El establecimiento, ubicado en la Avenida Meeks al 1200, interrumpió su actividad de manera definitiva. El panorama actual del local refleja el abrupto final: las vidrieras fueron totalmente cubiertas, la cartelería oficial de la cadena fue removida de la fachada y la propiedad ya cuenta con un cartel de “Alquila” en su ingreso.

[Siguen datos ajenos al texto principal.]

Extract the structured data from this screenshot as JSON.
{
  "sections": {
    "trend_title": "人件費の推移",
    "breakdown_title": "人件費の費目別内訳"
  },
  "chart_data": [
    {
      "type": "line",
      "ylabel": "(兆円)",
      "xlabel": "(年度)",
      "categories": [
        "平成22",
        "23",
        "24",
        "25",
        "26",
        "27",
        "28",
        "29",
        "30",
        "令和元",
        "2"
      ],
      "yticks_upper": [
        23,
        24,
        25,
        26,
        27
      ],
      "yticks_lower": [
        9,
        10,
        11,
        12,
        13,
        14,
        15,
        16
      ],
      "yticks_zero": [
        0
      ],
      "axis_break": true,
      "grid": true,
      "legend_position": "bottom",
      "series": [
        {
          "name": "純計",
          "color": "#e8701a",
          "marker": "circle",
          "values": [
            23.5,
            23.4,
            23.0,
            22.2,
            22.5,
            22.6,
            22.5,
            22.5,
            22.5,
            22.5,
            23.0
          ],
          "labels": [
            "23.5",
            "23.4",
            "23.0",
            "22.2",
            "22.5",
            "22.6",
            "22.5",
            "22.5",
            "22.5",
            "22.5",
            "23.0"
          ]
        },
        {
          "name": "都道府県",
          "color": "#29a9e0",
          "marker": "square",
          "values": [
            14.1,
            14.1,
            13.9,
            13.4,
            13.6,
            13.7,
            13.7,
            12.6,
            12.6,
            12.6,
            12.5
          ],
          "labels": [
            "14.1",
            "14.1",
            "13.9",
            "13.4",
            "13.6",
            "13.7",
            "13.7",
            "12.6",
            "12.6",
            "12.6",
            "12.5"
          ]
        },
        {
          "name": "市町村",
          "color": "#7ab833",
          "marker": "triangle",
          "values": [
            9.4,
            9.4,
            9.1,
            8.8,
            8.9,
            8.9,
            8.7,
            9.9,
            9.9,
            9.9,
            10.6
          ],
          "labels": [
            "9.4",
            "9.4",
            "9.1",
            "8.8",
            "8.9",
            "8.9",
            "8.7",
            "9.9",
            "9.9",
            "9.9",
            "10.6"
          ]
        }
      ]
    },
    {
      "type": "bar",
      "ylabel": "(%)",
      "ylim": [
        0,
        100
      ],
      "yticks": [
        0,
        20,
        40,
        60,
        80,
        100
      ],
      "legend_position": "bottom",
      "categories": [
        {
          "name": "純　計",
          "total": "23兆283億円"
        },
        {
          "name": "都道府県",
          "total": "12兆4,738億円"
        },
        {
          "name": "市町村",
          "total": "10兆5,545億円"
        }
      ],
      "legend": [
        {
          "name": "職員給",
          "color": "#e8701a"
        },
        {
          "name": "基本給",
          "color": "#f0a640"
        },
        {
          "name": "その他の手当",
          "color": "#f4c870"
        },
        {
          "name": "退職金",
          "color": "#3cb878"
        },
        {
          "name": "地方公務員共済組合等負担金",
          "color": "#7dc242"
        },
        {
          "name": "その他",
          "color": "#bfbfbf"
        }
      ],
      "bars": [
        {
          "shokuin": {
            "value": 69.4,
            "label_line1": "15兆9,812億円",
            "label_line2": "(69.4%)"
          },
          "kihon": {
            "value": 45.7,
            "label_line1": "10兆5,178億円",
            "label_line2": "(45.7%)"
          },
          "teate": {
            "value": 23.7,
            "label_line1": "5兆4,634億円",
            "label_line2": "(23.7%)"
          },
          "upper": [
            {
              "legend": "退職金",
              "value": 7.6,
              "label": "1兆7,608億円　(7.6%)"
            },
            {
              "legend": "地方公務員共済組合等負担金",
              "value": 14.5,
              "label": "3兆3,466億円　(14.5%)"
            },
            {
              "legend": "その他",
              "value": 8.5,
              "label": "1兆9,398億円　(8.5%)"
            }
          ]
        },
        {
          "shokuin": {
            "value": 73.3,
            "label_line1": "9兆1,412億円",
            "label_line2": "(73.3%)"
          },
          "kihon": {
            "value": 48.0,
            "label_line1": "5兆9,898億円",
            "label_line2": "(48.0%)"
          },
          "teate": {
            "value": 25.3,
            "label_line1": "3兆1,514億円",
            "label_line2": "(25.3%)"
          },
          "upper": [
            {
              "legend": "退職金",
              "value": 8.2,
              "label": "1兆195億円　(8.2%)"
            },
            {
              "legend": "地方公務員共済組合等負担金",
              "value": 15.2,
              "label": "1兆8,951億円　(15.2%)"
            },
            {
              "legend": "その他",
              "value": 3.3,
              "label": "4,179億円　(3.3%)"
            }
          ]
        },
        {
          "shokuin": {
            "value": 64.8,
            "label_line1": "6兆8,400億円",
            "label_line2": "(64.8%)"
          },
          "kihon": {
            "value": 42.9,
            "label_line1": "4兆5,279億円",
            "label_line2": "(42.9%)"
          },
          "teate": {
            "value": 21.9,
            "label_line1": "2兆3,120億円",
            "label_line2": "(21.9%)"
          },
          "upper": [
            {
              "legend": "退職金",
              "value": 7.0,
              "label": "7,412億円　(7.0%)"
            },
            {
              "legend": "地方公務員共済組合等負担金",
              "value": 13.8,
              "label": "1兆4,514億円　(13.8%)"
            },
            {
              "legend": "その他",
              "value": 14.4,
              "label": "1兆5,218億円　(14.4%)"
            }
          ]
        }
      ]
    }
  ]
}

Al volverse insostenible la rentabilidad del punto de venta, la firma retiró su histórica propuesta de minutas, pizzas y platos familiares que caracterizó a esa cuadra frente a la estación ferroviaria. A pesar de la clausura definitiva en Temperley, la marca mantendrá sus sucursales más cercanas, las cuales continúan operando regularmente en Lomas de Zamora y Banfield.

El cierre del comercio se enmarca en un contexto de profunda contracción para el sector gastronómico, fuertemente afectado por la pérdida del poder adquisitivo de los clientes y el encarecimiento de los costos operativos fijados en tarifas y materias primas. La finalización de las actividades en esta sede expone las dificultades que afrontan incluso las marcas comerciales consolidadas para sostener estructuras de gran envergadura frente a la sostenida retracción del mercado interno bonaerense.